In his Netflix stand-up special “Legalize Everything,” Andre uses his abilities as a provocateur to take aim at everything from the Constitution, the war on drugs and, in a particularly well-timed bit, police brutality.
He also devotes a substantial portion of the set to his identity. The son of a Black Haitian father and a white Jewish mother, Andre describes himself as “Blewish” (Black and Jewish).
“My dad looks like Arthur Ashe, and my mom looks like Howard Stern,” he jokes. “And that is why I look like Ernie from ‘Sesame Street.’”
Andre brings his unconventional style to two of the most conventional topics in male Jewish comedy: his atheism and his mother.
“I love being a Jew,” he says. “Long lineage, Sigmund Freud, Larry David, I love that sh–. I just don’t wear the hat or read the book.”
He reveals himself to be a mama’s boy at heart when he tells the story of how he finally convinced his mom, “a 700-year-old Jew,” to smoke weed with him at his house in Los Angeles.
“She can’t inhale, she looks like Dizzy Gillespie the whole time,” he says before doing an impression of her technique.
When Andre is not talking about his pride in his Jewish heritage or his relationship with his parents, he is staying on-brand with absurdist jokes and plenty of obscenity.
The special opens with footage of him dressed as a police officer and offering drugs he “stole from the evidence room,” to passersby. The first third of the show consists of anecdotes about various drug-induced shenanigans, like having a breakdown at Coachella after blacking out on Xanax and missing a performance by a Tupac hologram.
He fellates a microphone and a police baton, humps walls, invites an elderly couple to disrobe onstage and concludes the show with some (almost) full-frontal nudity.
At first glance, it seems he is simply trying to shock and disgust audiences as much as possible. But it soon becomes clear that there is a method to the madness.

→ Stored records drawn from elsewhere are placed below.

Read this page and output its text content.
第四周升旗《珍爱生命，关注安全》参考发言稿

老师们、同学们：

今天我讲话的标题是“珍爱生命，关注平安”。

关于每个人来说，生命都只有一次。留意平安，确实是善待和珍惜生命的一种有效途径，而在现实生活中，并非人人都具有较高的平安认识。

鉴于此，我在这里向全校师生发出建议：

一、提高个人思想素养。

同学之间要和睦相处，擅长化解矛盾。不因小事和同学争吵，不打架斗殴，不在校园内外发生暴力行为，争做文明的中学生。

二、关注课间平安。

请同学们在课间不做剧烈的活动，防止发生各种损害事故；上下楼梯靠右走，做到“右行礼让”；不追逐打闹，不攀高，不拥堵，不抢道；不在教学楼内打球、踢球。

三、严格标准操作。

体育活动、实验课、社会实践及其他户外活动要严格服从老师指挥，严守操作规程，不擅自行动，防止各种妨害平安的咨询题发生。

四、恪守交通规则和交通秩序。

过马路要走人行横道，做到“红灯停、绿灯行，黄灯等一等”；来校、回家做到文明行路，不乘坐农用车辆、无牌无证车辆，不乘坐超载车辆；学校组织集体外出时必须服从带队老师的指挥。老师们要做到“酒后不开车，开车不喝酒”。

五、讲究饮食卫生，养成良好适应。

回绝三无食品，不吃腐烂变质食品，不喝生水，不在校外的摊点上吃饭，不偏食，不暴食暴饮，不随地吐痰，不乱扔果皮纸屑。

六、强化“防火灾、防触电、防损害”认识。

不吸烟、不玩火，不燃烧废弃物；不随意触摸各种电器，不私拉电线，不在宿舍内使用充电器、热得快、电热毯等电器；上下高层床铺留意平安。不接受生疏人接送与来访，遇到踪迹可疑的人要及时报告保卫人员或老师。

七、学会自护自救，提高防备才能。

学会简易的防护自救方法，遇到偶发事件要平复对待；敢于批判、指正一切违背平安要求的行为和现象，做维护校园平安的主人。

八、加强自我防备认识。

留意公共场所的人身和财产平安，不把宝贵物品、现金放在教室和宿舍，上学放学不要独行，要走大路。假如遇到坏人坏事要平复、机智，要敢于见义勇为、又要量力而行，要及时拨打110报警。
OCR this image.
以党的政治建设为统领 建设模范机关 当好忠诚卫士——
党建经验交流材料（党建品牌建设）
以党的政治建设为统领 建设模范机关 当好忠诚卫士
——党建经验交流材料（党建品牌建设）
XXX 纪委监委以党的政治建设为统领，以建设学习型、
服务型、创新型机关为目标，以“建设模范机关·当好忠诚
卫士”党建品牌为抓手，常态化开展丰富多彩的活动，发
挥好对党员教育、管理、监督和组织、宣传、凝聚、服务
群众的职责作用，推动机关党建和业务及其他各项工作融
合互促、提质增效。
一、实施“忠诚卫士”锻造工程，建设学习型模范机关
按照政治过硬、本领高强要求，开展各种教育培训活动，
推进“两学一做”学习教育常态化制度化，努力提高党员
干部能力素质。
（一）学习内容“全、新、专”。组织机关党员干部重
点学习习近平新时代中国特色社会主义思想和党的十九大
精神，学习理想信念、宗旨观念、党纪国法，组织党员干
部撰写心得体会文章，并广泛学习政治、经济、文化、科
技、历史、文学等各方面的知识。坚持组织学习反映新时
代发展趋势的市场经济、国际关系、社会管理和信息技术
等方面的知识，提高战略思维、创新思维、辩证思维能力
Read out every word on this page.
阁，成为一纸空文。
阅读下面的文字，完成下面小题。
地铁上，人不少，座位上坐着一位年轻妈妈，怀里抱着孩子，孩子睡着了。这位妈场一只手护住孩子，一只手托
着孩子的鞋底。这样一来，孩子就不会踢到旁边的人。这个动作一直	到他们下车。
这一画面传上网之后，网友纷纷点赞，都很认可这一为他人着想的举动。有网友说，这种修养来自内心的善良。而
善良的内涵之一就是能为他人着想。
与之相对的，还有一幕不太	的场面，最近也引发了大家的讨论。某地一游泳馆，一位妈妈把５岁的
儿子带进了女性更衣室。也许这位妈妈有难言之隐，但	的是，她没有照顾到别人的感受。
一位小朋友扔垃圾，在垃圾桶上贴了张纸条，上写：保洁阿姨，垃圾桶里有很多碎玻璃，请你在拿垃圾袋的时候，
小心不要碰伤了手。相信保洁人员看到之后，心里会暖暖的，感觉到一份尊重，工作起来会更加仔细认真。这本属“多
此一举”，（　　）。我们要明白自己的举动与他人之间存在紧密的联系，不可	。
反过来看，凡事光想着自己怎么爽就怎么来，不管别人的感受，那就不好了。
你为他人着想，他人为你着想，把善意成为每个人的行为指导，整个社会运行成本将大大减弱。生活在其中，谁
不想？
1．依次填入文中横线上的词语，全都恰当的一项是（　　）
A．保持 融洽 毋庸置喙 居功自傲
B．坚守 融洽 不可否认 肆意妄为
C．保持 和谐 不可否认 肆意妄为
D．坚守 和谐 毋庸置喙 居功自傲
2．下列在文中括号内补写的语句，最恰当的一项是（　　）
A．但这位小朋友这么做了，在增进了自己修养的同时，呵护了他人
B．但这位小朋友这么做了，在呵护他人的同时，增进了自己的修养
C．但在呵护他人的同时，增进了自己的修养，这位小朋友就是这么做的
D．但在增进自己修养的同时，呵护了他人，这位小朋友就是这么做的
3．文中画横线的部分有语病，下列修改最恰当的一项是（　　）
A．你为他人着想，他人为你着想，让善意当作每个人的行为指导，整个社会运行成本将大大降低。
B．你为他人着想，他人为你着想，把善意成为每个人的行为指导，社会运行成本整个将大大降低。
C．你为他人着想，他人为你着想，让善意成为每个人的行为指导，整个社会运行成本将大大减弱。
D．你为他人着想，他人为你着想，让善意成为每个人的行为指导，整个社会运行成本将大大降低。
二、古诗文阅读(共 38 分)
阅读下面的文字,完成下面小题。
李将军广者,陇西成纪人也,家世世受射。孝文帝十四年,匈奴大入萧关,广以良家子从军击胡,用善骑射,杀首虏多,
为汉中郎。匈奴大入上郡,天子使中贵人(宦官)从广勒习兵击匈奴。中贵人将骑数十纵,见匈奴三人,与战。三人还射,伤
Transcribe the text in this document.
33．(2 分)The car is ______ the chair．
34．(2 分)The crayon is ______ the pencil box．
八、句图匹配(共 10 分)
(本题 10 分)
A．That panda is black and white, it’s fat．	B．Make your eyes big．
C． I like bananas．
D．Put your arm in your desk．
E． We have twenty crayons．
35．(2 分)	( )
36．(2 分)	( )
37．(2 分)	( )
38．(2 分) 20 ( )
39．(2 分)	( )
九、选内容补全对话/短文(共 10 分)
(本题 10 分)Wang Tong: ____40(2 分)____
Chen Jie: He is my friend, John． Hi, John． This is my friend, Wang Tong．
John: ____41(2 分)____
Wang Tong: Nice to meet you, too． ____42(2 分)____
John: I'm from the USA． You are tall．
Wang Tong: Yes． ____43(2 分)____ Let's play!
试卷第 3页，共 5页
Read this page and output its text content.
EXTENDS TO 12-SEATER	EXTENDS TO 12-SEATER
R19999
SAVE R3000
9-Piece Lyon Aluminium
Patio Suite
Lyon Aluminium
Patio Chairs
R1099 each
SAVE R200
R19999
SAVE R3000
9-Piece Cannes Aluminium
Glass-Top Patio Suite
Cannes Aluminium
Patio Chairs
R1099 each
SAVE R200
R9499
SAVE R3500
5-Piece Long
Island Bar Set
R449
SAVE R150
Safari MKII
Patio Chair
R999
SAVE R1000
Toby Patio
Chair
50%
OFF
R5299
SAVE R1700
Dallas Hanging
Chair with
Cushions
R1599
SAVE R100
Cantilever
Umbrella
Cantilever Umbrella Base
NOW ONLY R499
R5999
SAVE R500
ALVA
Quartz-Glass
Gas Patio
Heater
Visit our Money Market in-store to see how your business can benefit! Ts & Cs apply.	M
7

The underlying thesis of the special is, well, “Legalize everything,” including drugs and sex work. Comedy about highly politicized issues can veer into preachy TedTalk territory when performers think having an opinion about legalization or policing is the same thing as having a tight 10.
But Andre’s over-the-top flailing, screaming and sweating allows him to avoid this pitfall. This is especially apparent when he mocks the canceled police show “Cops,” for its decision to pair reggae music with footage of police brutality.
“This is an institution invented by white, heterosexual, Christian businessmen! And if you don’t fit that description, it is my job to subjugate and oppress you, motherf——! For I am your judge, jury, and executioner!” he screams, eyes popping as he mimics a police officer shooting the body of a suspect before abruptly breaking out into a rendition of “Under the Sea.”
His fixation on bodily functions also lends itself to an incisive rant about the country’s Puritan origins. He implores audience members to empty their Diva Cups onto the grave of John Calvin, the religious patriarch who routinely ordered people executed for premarital sex.
“He was, like, the original incel,” Andre explains, referring to the online subculture of “involuntarily celibate” misogynists.
The bit is funny and unexpected. Who goes to a standup show anticipating a Colonial history lesson? It also fits seamlessly into Andre’s crusade against the prudish vestiges of Puritanism in American culture.
The comedian deserves credit for his ability to stay true to his style while retaining the element of surprise. But audiences who are more horrified by LSD than by injustice should stay away.